In South Tyrol, the Italian, German and Ladin languages meet. In the mixture of southern ease and rural sense of tradition, a sense of innovation and design finds its roots. The influences of true South Tyrolean personalities and luminaries have combined to mould this province.
At the Seehotel Ambach Restaurant, the proximity to the lake is felt strongly in the restaurant, which seems to extend into the waterscape itself. Via the outer staircases, the wooden decks of the terraces also project out towards the lake. Othmar Barth’s vision was thought out with care. The house kitchen reflects the simplicity and allure of the architecture and lake panorama. The garden harvest is combined with the flavors which define both Mediterranean and fine Alpine cuisine. Sorrel, rose blossom, even the reeds — everything has its place, whether in the dining room, on the lakeside terrace, or on the plate. Gourmet chef Albin Widmann and his team combine the lightness of ingredients from Southern Italy, with traditional South Tyrolean recipes. As a culinary artist, Chef Widmann ensures each guest is just as inspired by the colors and intensity of his compositions, as by the lake panorama itself.

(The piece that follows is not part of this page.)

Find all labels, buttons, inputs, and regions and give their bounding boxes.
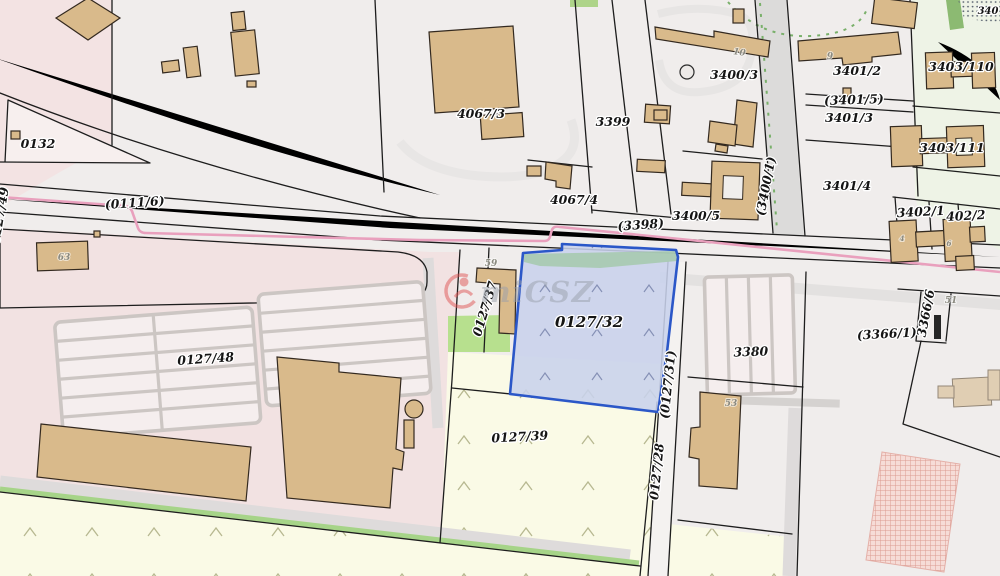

The clientele at the hotel is various. The older generation are regular guests who have remained loyal to the hotel and have already recognised and appreciated the special features (architecture and nature) in their younger years. In recent years, the hotel has also been able to draw the attention of a younger audience, mainly through hotel portals and collections, and social media. The range of activities and areas appeals to guests of different age groups. While the style of the Seventies brings up memories in the older generation, it has made a comeback in style for the younger. Whether you belong to the former or latter, Seehotel Ambach is worth a visit.